Les deux sœurs sont différentes : Celie écrit comme elle parle, sans détour, avec ses mots à elle, elle a souvent entendu qu’elle était « moche » et bête.  Nettie est plus jolie, elle est instruite et a un langage plus élaboré. Chacune, malgré l’absence de réponse, persistera dans cette correspondance, racontant chacune sa vie, l’une en Géorgie l’autre en Afrique.

A travers ce roman, Alice Walker aborde plusieurs thèmes : condition féminine, racisme, injustice, abus sexuels, maltraitance, amour, amitié,  religion. Même si parfois elle glisse sous la plume de Celie des événements qui peuvent porter à sourire par la façon de s’exprimer de celle-ci ou l’interprétation qu’elle en fait, c’est un roman poignant sur les souffrances d’une fillette, sans instruction, qui va se construire et comprendre le monde qui l’entoure par les différentes rencontres qu’elle va faire, par l’optimisme et la volonté qu’elle a chevillés au corps.

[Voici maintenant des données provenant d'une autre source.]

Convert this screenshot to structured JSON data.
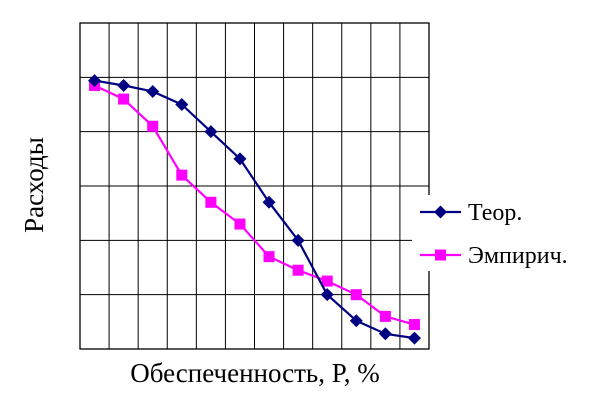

Grâce aux lettres de Nettie, qui passe une partie de sa vie en Afrique, l’auteure aborde les thèmes liés à ce continent comme les méfaits de l’arrivée de la modernité, de la déforestation, du non respect des peuples qui y vivent, des pratiques mutilantes sur les femmes, des doutes qui l’assaillent sur la religion mais aussi sur l’esclavage.

C’est un roman éminemment féminin, sous ses différents visages : Celie bien sûr, qui va trouver la force et les moyens de tenir,  Shug Avery, la maîtresse de son mari, la chanteuse, la femme de mauvaise vie, celle qui va devenir son alliée inattendue, Sofia, l’indomptable, Nettie l’instruite, la douce, la fidèle, ce sont tous les visages de femmes qui se battent, les hommes n’ayant pas le beau rôle.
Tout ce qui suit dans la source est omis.